La battaglia al Congresso per un’efficace legge sul cambiamento climatico è stata persa da Obama già prima delle elezioni, quando – dopo una facile approvazione alla Camera nell’estate del 2009 – il testo si arenato al Senato dove anche diversi democratici erano contrari all’idea di approvare, in mezzo ad una crisi economica, una misura che  impone controlli e oneri maggiori sull’industria e fa alzare il prezzo dei carburanti.  Ma ora lo tsunami del Tea Party rischia di farsi sentire anche alla conferenza che si aprirà la prossima settimana in Messico, già senza aspettative di un accordo globale – per il quale si rimanda all’appuntamento in Sudafrica nel 2011 – ma con la speranza di raggiungere piccoli accordi di compromesso su singoli problemi collegati, come la deforestazione e il sostegno ai paesi più piccoli e poveri minacciati dai cambiamenti climatici.

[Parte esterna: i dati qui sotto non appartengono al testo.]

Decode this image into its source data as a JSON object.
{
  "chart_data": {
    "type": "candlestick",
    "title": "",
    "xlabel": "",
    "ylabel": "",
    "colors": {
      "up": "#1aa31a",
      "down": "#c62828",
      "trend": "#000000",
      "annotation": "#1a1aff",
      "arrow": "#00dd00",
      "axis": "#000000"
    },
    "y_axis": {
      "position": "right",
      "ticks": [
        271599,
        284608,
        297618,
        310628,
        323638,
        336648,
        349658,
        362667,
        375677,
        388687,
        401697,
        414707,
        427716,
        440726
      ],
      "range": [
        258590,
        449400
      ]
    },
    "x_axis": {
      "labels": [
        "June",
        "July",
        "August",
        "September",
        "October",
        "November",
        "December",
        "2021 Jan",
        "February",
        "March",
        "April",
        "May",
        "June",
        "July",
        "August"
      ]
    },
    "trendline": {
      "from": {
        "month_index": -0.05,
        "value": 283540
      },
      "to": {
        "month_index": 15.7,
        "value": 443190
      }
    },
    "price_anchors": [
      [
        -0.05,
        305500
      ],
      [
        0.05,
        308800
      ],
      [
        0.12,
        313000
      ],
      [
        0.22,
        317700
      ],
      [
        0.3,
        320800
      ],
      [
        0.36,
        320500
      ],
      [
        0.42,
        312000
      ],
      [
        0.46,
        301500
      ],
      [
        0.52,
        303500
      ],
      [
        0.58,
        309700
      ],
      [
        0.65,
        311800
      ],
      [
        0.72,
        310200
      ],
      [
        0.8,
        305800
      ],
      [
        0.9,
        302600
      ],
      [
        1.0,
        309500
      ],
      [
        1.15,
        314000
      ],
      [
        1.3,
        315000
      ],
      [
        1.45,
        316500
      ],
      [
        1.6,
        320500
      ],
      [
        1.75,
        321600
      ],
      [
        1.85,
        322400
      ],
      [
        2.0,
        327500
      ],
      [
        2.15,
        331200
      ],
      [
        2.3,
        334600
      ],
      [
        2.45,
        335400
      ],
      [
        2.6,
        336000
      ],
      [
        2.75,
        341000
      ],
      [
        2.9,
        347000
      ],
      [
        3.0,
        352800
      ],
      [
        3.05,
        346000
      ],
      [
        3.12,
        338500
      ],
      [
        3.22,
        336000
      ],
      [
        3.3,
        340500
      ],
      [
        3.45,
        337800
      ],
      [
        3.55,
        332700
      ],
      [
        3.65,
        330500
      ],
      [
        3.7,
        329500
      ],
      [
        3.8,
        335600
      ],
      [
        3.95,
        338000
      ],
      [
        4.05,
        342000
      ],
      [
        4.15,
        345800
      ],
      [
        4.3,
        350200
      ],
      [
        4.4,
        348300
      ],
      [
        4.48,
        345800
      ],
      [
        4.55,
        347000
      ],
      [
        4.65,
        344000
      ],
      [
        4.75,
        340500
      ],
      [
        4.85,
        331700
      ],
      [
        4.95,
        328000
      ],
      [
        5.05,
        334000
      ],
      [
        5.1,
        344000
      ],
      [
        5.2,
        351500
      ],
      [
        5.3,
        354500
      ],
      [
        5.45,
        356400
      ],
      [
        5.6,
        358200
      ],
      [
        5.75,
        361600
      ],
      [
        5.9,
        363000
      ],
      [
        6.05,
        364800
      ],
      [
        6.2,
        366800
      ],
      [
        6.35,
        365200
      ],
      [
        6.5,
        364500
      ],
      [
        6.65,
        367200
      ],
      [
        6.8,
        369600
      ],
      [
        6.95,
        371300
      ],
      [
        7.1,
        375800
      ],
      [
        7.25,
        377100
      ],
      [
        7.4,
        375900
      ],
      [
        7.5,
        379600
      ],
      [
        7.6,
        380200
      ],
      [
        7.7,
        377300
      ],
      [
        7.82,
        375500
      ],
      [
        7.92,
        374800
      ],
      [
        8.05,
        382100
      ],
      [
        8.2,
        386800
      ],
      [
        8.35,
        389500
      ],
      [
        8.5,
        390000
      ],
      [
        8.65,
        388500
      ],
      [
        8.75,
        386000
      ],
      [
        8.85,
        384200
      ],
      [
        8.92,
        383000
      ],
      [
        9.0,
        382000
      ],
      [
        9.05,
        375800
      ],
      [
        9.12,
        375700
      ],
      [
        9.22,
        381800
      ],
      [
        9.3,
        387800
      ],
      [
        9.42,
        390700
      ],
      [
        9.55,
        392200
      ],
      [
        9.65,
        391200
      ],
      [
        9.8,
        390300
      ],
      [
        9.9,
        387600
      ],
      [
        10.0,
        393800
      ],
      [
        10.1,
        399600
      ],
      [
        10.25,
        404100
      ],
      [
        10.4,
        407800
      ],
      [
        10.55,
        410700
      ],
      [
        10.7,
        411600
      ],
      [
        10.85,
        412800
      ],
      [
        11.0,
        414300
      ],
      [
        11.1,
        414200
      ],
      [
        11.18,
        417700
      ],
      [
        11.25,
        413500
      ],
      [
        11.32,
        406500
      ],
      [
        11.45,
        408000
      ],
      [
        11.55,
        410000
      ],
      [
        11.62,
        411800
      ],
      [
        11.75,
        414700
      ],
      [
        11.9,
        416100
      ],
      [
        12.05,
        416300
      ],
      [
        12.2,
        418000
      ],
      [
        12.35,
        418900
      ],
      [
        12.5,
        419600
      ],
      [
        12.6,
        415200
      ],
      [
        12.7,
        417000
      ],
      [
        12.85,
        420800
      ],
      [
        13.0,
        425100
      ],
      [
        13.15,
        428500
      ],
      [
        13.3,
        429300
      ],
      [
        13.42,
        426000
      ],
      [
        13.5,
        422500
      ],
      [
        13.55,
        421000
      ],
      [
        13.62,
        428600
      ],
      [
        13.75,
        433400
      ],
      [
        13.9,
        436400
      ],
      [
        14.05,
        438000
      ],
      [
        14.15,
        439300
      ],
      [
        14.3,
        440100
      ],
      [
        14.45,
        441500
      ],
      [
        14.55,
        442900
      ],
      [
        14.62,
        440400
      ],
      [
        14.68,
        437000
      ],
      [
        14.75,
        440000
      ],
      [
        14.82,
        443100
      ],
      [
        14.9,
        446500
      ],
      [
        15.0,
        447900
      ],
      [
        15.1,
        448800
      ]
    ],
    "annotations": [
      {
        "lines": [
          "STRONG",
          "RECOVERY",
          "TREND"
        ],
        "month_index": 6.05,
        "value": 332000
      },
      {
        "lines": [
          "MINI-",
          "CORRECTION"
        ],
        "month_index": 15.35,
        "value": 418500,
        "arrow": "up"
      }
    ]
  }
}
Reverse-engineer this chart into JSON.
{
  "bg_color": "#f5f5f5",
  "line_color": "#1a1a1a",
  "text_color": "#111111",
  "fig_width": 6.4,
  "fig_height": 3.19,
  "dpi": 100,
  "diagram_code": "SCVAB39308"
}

Il timore, spiegano gli esperti, che gli Stati Uniti siano costretti, dopo la svolta e l’apertura di Obama, dalla mancanza di sostegno politico interno a tornare all’immobilismo sulle emissioni, che era stata la posizione di George Bush, che per anni ha bloccato i negoziati globali. Un ritorno di Washington su queste posizioni, argomentano ancora gli esperti, rischierebbe di giustificare l’inazione anche dell’altro grande inquinatore, la Cina.

 La Casa Bianca, comunque, sta cercando di andare avanti, individuando le misure che può varare senza dover ricorrere all’assenso da parte del Congresso, sottolineando, come ha fatto il presidente Obama subito dopo la sconfitta elettorale, che la legge basata sul cap and trade «era solo un modo di affrontare il problema, non l’unico». Tra gli altri allo studio, un accordo negoziato con le principali società fornitrici di energia elettrica per una riduzione volontaria delle emissioni, sul modello del patto fatto lo scorso anno con l’industria automobilistica.

  Quello che non si riesce a fare a livello federale, poi, l’amministrazione democratica cercherà di farlo direttamente negli stati ai quali dal prossimo anno l’Epa, l’agenzia nazionale per l’ambiente, chiederà di imporre limiti per le emissioni dei gas serra a industrie e centrali elettriche. Nonostante la feroce opposizione dei gruppi industriali, finora quasi tutti gli stati – tranne il Texas – si stanno preparando all’entrata in vigore delle nuove misure: ma la nuova maggioranza repubblicana alla Camera ha già fatto capire che intende, subito dopo il suo insediamento, approvare una risoluzione che blocchi le nuove regole dettate dalla Epa.